Engineering Contradictions & Design Principles
Engineering Contradiction Analysis
1Extent of automation
If social network information scores are used to select video frames, then photo generation is automated, but frame selection accuracy decreases
Solution Approach 1:
The patent segments the frame selection process into multiple independent criteria: behavior information detection (expressions, actions, voice), social network information scoring, and photo selection policy evaluation. Each criterion operates separately and contributes to the final selection, allowing automated processing while maintaining accuracy through multi-dimensional assessment.
Solution Approach 2:
The patent changes the selection parameters from relying solely on social network information scores to incorporating behavior information parameters such as expression detection, action recognition, and voice analysis. This parameter expansion enables more accurate frame selection while preserving automation through systematic evaluation of multiple parameters.
2Quantity of substance
If multiple video frames are captured for moving objects, then capture coverage is improved, but selection accuracy decreases
Solution Approach 1:
The patent implements feedback mechanisms where behavior information from captured frames is continuously analyzed to guide subsequent frame selection. The system uses detected expressions, actions, and voice patterns as feedback to identify and select the most relevant frames from the captured sequence, ensuring high accuracy even when multiple frames are available.
Solution Approach 2:
The patent applies dynamic selection criteria that adapt to the content of each video frame.
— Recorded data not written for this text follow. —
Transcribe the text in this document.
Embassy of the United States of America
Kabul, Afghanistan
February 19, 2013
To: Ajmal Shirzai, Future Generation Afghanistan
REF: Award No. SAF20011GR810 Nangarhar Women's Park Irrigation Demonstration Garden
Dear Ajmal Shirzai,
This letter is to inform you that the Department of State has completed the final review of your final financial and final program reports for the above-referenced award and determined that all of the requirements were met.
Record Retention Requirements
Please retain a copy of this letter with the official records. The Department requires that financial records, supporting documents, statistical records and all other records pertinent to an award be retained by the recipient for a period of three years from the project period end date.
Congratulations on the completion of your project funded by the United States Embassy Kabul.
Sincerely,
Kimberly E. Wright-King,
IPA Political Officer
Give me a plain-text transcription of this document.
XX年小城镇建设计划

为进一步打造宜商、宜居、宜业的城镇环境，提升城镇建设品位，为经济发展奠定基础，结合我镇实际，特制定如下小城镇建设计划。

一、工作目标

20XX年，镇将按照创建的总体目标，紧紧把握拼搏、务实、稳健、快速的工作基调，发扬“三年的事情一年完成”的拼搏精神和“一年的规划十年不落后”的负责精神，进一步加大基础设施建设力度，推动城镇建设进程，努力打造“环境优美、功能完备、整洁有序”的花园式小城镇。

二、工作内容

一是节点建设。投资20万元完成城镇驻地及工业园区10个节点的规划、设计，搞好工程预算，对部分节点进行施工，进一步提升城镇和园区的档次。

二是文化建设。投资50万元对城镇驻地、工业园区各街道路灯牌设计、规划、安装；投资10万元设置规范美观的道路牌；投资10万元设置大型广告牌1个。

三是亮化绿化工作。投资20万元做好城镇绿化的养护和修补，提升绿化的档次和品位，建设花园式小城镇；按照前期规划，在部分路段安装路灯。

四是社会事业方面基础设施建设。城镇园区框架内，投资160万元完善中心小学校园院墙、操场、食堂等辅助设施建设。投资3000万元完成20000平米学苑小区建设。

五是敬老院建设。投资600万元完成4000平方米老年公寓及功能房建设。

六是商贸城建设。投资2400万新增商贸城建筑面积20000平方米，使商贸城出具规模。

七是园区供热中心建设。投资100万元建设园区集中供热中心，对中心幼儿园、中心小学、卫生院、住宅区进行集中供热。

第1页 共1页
Rather than static selection, the system dynamically evaluates behavior information in each frame and adjusts selection based on detected expressions, actions, and voice patterns, enabling accurate selection from multiple captured frames of moving objects.
3Measurement precision
If behavior information analysis is added to frame selection, then selection accuracy improves, but system complexity increases
Solution Approach 1:
The patent implements a universal photo selection apparatus that handles multiple functions: behavior information detection (expressions, actions, voice), social network information processing, and frame selection. This multi-functional system consolidates diverse processing tasks into a single integrated platform, managing complexity through unified architecture while maintaining high selection accuracy.
Solution Approach 2:
The patent performs preliminary analysis of behavior information during video capture and preprocessing stages. By detecting expressions, actions, and voice patterns in advance and pre-evaluating frame candidates, the system reduces the computational burden during final selection, managing complexity through staged processing while preserving accuracy.
Data Source
AI summary
Embodiments of the present disclosure disclose a video photographing processing method and apparatus, and relate to the field of information technologies. The embodiments of the present disclosure are applicable to automatic generation of a photo during video photographing. Various embodiments provide a video photographing processing method, including acquiring at least one piece of behavior information of a photographed person when a camera is turned on; determining whether behavior information for which a photo needs to be generated exists in the at least one piece of behavior information; and if the behavior information for which a photo needs to be generated exists in the at least one piece of behavior information, configuring a target video frame as a photo that needs to be generated.